Nanotubes made from human proteins used to ensnare hepatitis B

Japanese researchers have used nanotubes made from human blood proteins to trap hepatitis B virus (HBV). They say their work lays the foundations for a new chemistry of protein-based nanotubes with biomedical applications.

The term ’nanotubes’ is ordinarily used to refer to hollow, cylindrical carbon nanostructures. But a team led by Teruyuki Komatsu at Chuo University in Tokyo has developed a technique to build tiny tubular structures from natural proteins as opposed to carbon. Now, they show that these ’smart’ nanotubes can be used to selectively trap infectious virus particles.1


Source: © J. Am. Chem. Soc.

The protein tubes are lined with antibodies that bind to hepatitis B virus proteins

’Our nanotubes composed of proteins, [including] enzymes and antibodies, are very unique,’ says Komatsu. The tubes consist largely of human serum albumin, the major plasma protein in human blood. They are fashioned by filling a polycarbonate template layer-by-layer with polymers and proteins. The tricky part is ensuring the nanotubes don’t lose their shape and crumple when the template is dissolved. Last year, Komatsu’s team found that using N,N-dimethylformamide and rapid freeze drying allowed them to extract the nanotubes more efficiently.2 But this is the first time the team has used the tubes to capture infectious agents. 

To ensnare HBV, the researchers lined the insides of their protein nanotubes with antibodies specific to infectious HBV particles - known as Dane particles. They were able to selectively remove more than 99 per cent of the Dane particles from solutions containing other, non-infectious particles assembled from the virus proteins. Transmission electron microscope images showed that the particles became trapped in the pores of the tubes. 

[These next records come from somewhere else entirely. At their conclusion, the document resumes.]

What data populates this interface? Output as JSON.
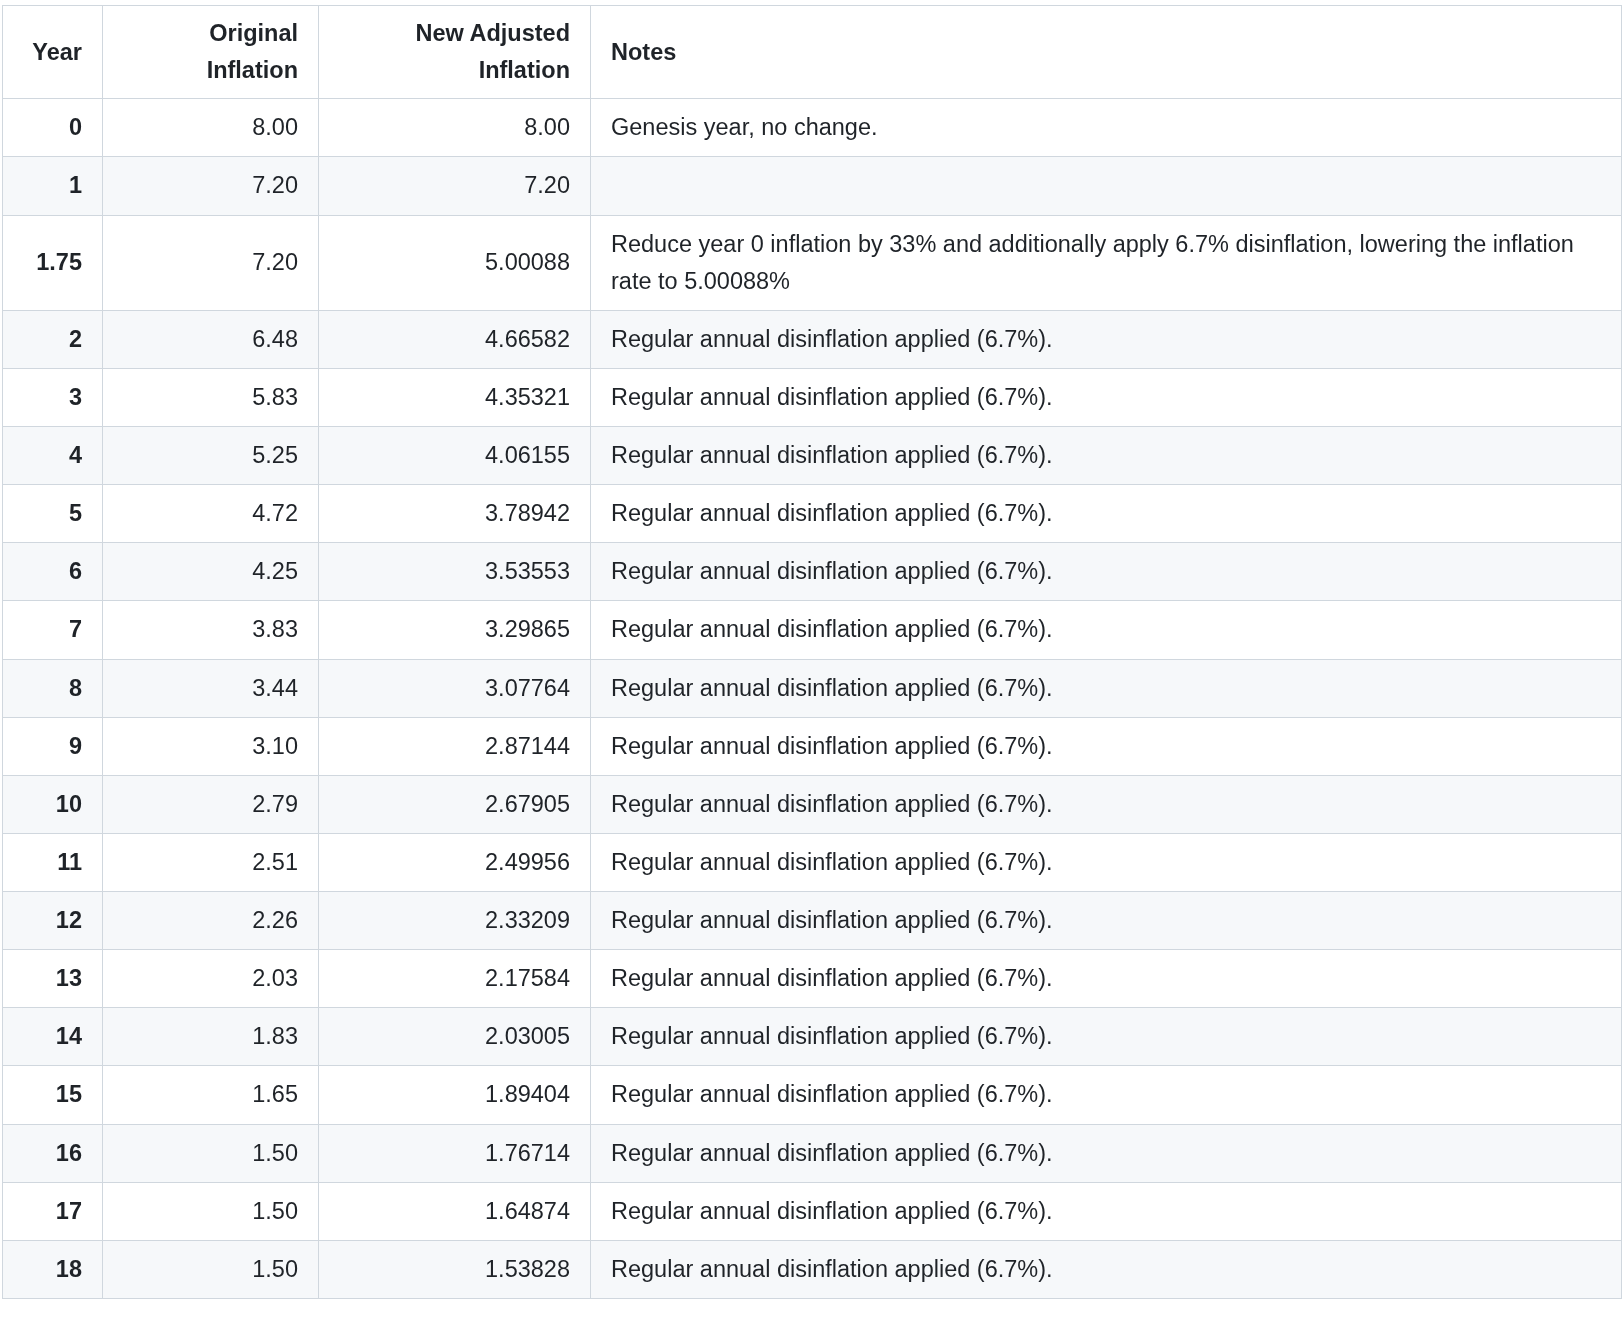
{
  "table": {
    "columns": [
      {
        "label": "Year"
      },
      {
        "label": "Original Inflation"
      },
      {
        "label": "New Adjusted Inflation"
      },
      {
        "label": "Notes"
      }
    ],
    "rows": [
      {
        "year": "0",
        "original": "8.00",
        "adjusted": "8.00",
        "notes": "Genesis year, no change."
      },
      {
        "year": "1",
        "original": "7.20",
        "adjusted": "7.20"
      },
      {
        "year": "1.75",
        "original": "7.20",
        "adjusted": "5.00088",
        "notes": "Reduce year 0 inflation by 33% and additionally apply 6.7% disinflation, lowering the inflation rate to 5.00088%"
      },
      {
        "year": "2",
        "original": "6.48",
        "adjusted": "4.66582",
        "notes": "Regular annual disinflation applied (6.7%)."
      },
      {
        "year": "3",
        "original": "5.83",
        "adjusted": "4.35321",
        "notes": "Regular annual disinflation applied (6.7%)."
      },
      {
        "year": "4",
        "original": "5.25",
        "adjusted": "4.06155",
        "notes": "Regular annual disinflation applied (6.7%)."
      },
      {
        "year": "5",
        "original": "4.72",
        "adjusted": "3.78942",
        "notes": "Regular annual disinflation applied (6.7%)."
      },
      {
        "year": "6",
        "original": "4.25",
        "adjusted": "3.53553",
        "notes": "Regular annual disinflation applied (6.7%)."
      },
      {
        "year": "7",
        "original": "3.83",
        "adjusted": "3.29865",
        "notes": "Regular annual disinflation applied (6.7%)."
      },
      {
        "year": "8",
        "original": "3.44",
        "adjusted": "3.07764",
        "notes": "Regular annual disinflation applied (6.7%)."
      },
      {
        "year": "9",
        "original": "3.10",
        "adjusted": "2.87144",
        "notes": "Regular annual disinflation applied (6.7%)."
      },
      {
        "year": "10",
        "original": "2.79",
        "adjusted": "2.67905",
        "notes": "Regular annual disinflation applied (6.7%)."
      },
      {
        "year": "11",
        "original": "2.51",
        "adjusted": "2.49956",
        "notes": "Regular annual disinflation applied (6.7%)."
      },
      {
        "year": "12",
        "original": "2.26",
        "adjusted": "2.33209",
        "notes": "Regular annual disinflation applied (6.7%)."
      },
      {
        "year": "13",
        "original": "2.03",
        "adjusted": "2.17584",
        "notes": "Regular annual disinflation applied (6.7%)."
      },
      {
        "year": "14",
        "original": "1.83",
        "adjusted": "2.03005",
        "notes": "Regular annual disinflation applied (6.7%)."
      },
      {
        "year": "15",
        "original": "1.65",
        "adjusted": "1.89404",
        "notes": "Regular annual disinflation applied (6.7%)."
      },
      {
        "year": "16",
        "original": "1.50",
        "adjusted": "1.76714",
        "notes": "Regular annual disinflation applied (6.7%)."
      },
      {
        "year": "17",
        "original": "1.50",
        "adjusted": "1.64874",
        "notes": "Regular annual disinflation applied (6.7%)."
      },
      {
        "year": "18",
        "original": "1.50",
        "adjusted": "1.53828",
        "notes": "Regular annual disinflation applied (6.7%)."
      }
    ]
  }
}
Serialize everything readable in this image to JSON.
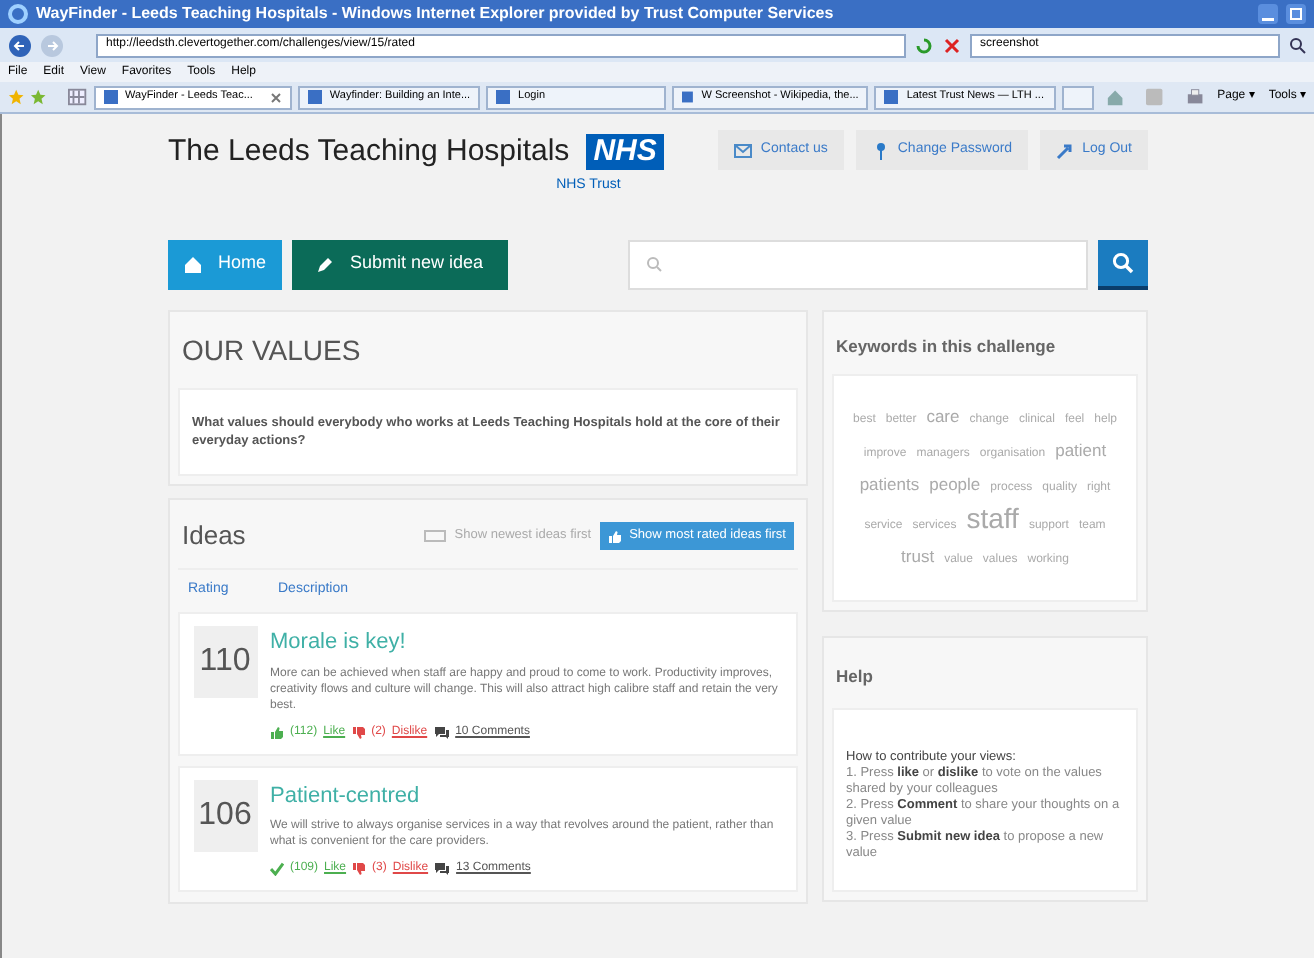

’It’s a promising approach, but a lot of work needs to done before these nanotubes can translate into the clinic,’ says Balaji Sitharaman, who works in bionanotechnology at Stony Brook University in New York. He says that actively trapping the virus - rather than passive trapping due to size - is an interesting aspect. However, he thinks efficacy could be reduced by other viruses and proteins clogging the pores of the nanotubes and suggests that  decorating their outside surface with the antibodies would be more worthwhile for in vivo applications. 

But Komatsu’s team is already optimistic about the application of its nanotubes against other infectious agents. ’We are preparing a series of nanotubes for different viruses,’ says Komatsu. ’It is possible to create nanotubes to trap influenza viruses and HIV.’ He adds that because the tubes are made mainly from human proteins, they are - in principle - safe for medical use.